De derivaten zijn nodig om te voldoen aan het renterisicobeleid van de Staat. Op 26 januari 2012 heb ik hier nog met de Tweede Kamer over van gedachten gewisseld en brede steun voor dit beleid gekregen. Er is toen gesproken over het rapport Risicomanagement van de Staatsschuld (kamerstukken 33000-IXA, nummer 5 en 6), waarin het risicomanagement is geëvalueerd.
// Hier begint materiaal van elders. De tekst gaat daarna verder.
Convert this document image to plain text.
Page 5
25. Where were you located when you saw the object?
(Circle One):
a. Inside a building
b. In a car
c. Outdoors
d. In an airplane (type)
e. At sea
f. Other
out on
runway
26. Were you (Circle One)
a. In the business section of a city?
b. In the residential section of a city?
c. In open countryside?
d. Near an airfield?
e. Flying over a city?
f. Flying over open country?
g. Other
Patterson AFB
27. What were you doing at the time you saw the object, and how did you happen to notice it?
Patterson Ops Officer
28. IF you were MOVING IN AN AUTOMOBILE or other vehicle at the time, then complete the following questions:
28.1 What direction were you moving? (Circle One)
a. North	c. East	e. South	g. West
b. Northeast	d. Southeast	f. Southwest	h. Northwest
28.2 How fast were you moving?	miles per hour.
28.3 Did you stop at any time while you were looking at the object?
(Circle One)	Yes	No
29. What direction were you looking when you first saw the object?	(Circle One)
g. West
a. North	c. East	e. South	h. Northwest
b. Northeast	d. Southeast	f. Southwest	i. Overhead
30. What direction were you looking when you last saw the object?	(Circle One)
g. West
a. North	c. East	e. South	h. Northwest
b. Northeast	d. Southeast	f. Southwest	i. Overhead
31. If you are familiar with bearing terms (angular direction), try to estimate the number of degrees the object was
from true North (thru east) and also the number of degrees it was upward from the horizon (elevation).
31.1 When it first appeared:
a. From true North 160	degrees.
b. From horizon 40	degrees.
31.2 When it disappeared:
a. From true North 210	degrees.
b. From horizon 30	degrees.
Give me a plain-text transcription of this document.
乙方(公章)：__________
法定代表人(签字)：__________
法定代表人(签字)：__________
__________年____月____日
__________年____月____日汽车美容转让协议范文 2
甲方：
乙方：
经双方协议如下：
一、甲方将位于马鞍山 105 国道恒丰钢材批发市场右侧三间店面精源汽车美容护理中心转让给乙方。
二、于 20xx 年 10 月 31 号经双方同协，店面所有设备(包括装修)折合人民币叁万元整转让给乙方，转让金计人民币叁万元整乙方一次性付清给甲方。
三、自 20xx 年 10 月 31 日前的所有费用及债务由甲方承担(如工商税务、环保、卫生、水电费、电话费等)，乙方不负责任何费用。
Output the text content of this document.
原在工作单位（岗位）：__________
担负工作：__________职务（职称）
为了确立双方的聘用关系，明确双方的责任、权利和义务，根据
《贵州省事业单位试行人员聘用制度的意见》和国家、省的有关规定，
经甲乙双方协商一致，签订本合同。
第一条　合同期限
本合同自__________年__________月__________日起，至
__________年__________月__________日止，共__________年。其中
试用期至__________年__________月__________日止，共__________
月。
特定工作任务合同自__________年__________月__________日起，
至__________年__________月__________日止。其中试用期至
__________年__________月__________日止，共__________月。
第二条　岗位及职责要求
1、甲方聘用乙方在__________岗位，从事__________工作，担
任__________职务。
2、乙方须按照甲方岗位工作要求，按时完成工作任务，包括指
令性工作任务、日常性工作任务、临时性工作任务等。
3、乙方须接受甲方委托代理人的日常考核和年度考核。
De Staat werkt bij de financiering van de Staatsschuld met een risicokader. Dit risicokader schrijft een 7-jaars gecentreerde portefeuille voor (alleen uitgifte van 7-jaars leningen). Omdat de Staat schuldpapier uitgeeft met looptijden van 1–30 jaar worden renteswaps ingezet om het renterisico bij te sturen naar 7 jaar. Door deze aanpak is het deel waarover de rente opnieuw wordt vastgesteld gelijk aan 1/7e van de totale schuld. Hiermee worden de gevolgen van de rentebewegingen beperkt. Dit geldt voor rentestijgingen en rentedalingen.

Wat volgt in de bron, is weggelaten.